Zo­bacz pan! – mój są­siad wska­zał na dom po prze­ciw­nej stro­nie drogi.Zo­bacz pan! – Mój są­siad wska­zał na dom po prze­ciw­nej stro­nie drogi.

 

Można było o niem po­wie­dzieć… Literówka.

 

Nowo za­miesz­ka­li w wio­sce pró­bo­wa­li róż­nych stra­te­giNowo za­miesz­ka­li w wio­sce, pró­bo­wa­li róż­nych stra­te­gii

 

Sku­tek był taki, że miesz­kan­cy wio­ski uwa­ża­li… – Literówka.

 

Sko­rzy­sta­li, w końcu – pe­tu­nia non olet…Sko­rzy­sta­li, w końcu – pe­cu­nia non olet…

Choć poniekąd masz rację. Petunie, przynajmniej te, które rosną w moich skrzynkach balkonowych, ładnie pachną. ;-)

Gdyby ci, którzy źle o mnie myślą, wiedzieli co ja o nich myślę, myśleliby o mnie jeszcze gorzej.

Ja też nie wiem, o co tu chodzi.

Problemy z formatowaniem kolumny tekstu?

Oj, Regulatorzy i Adamie! Odpowiedź jest w końcowym fragmencie tekstu…

 

Przed czytaniem skonsultuj się z lekarzem bądź farmaceutą. Lub psychologiem.

Sfunie, dlaczegóż tak Ci się entery wyroiły? Zrób porządek z gadzinami.

A ja zrozumiałam. Chyba. Może i w ciesielstwie był jakiś głębszy zamysł. Czy sugerujesz, że w dzisiejszych czasach ten numer nie przejdzie?

Stado saren nasłuchując i węsząc ostrożnie wyszło

z ciemnego już lasu.

Gdzieś tu powinien być przecinek. Ale czy stado węszyło ostrożnie, czy wyszło ostrożnie, to wie tylko Autor. Czytelnikom nie dał szansy. W innych zdaniach z imiesłowem też ta kropka z ogonkiem musi być.

Witaj świecie!

Jako i w okolicach wołacza.

Babska logika rządzi!

Mam czytać trzeci raz???

Gdyby ci, którzy źle o mnie myślą, wiedzieli co ja o nich myślę, myśleliby o mnie jeszcze gorzej.

Edit: wbrew sobie dałem dodatkowe wskazówki. Tym samym, zgodnie z zasadami przegrałem:(

A sądziłem, że napisałem opowiadanie na tyle jasne, że każdy je zrozumie:(

Przed czytaniem skonsultuj się z lekarzem bądź farmaceutą. Lub psychologiem.

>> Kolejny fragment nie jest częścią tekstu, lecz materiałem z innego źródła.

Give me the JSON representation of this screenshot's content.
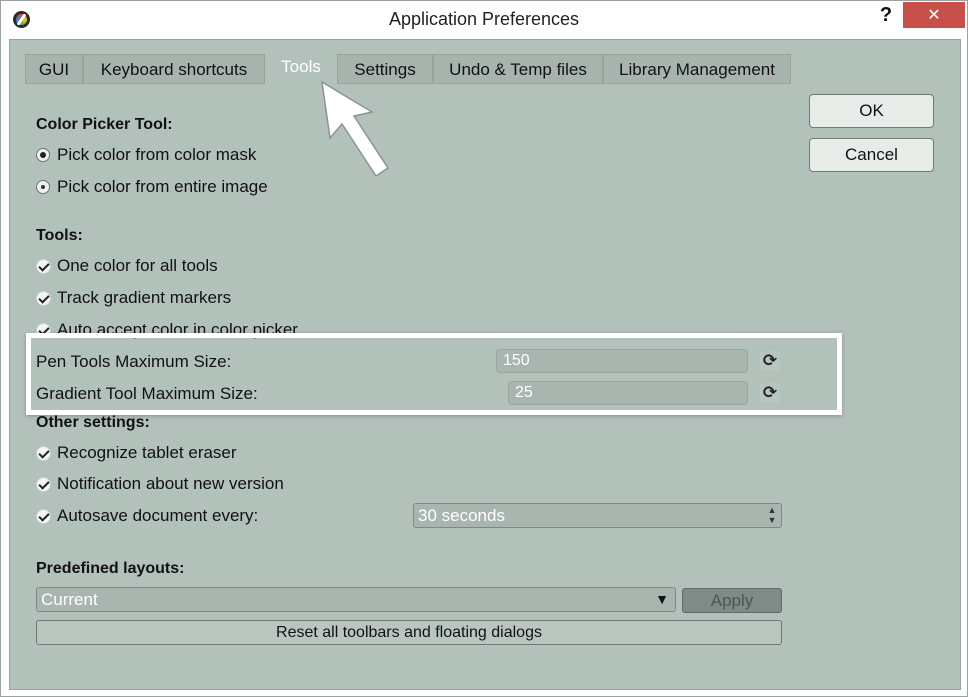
{
  "window": {
    "title": "Application Preferences",
    "help": "?",
    "close": "✕"
  },
  "tabs": [
    {
      "label": "GUI"
    },
    {
      "label": "Keyboard shortcuts"
    },
    {
      "label": "Tools"
    },
    {
      "label": "Settings"
    },
    {
      "label": "Undo & Temp files"
    },
    {
      "label": "Library Management"
    }
  ],
  "active_tab": "Tools",
  "actions": {
    "ok": "OK",
    "cancel": "Cancel"
  },
  "color_picker": {
    "title": "Color Picker Tool:",
    "options": [
      {
        "label": "Pick color from color mask",
        "selected": true
      },
      {
        "label": "Pick color from entire image",
        "selected": false
      }
    ]
  },
  "tools": {
    "title": "Tools:",
    "checks": [
      {
        "label": "One color for all tools",
        "checked": true
      },
      {
        "label": "Track gradient markers",
        "checked": true
      },
      {
        "label": "Auto accept color in color picker",
        "checked": true
      }
    ],
    "pen_label": "Pen Tools Maximum Size:",
    "pen_value": "150",
    "gradient_label": "Gradient Tool Maximum Size:",
    "gradient_value": "25"
  },
  "other": {
    "title": "Other settings:",
    "checks": [
      {
        "label": "Recognize tablet eraser",
        "checked": true
      },
      {
        "label": "Notification about new version",
        "checked": true
      },
      {
        "label": "Autosave document every:",
        "checked": true
      }
    ],
    "autosave_value": "30 seconds"
  },
  "layouts": {
    "title": "Predefined layouts:",
    "current": "Current",
    "apply": "Apply",
    "reset": "Reset all toolbars and floating dialogs"
  }
}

@Regulatorzy: Ależ absolutnie nie! Nic na siłę. Ja już przegralem kolejne opowiadanie. Niechętnie, ale muszę się z tym pogodzić. Nie wiem, co tu zrobić, by poprawić sobie humor. Mojego ulubionego Leszka ani Cydra po ręką nie ma, ,miłej osoby, co by pocieszyła też nie. Została mi już tylko ostateczność – filmiki z kotami na YT.

Przed czytaniem skonsultuj się z lekarzem bądź farmaceutą. Lub psychologiem.

@Finka: Tak, dokładnie to sugeruję. Zawiść i ludzka głupota (oj, spojler)…

Przed czytaniem skonsultuj się z lekarzem bądź farmaceutą. Lub psychologiem.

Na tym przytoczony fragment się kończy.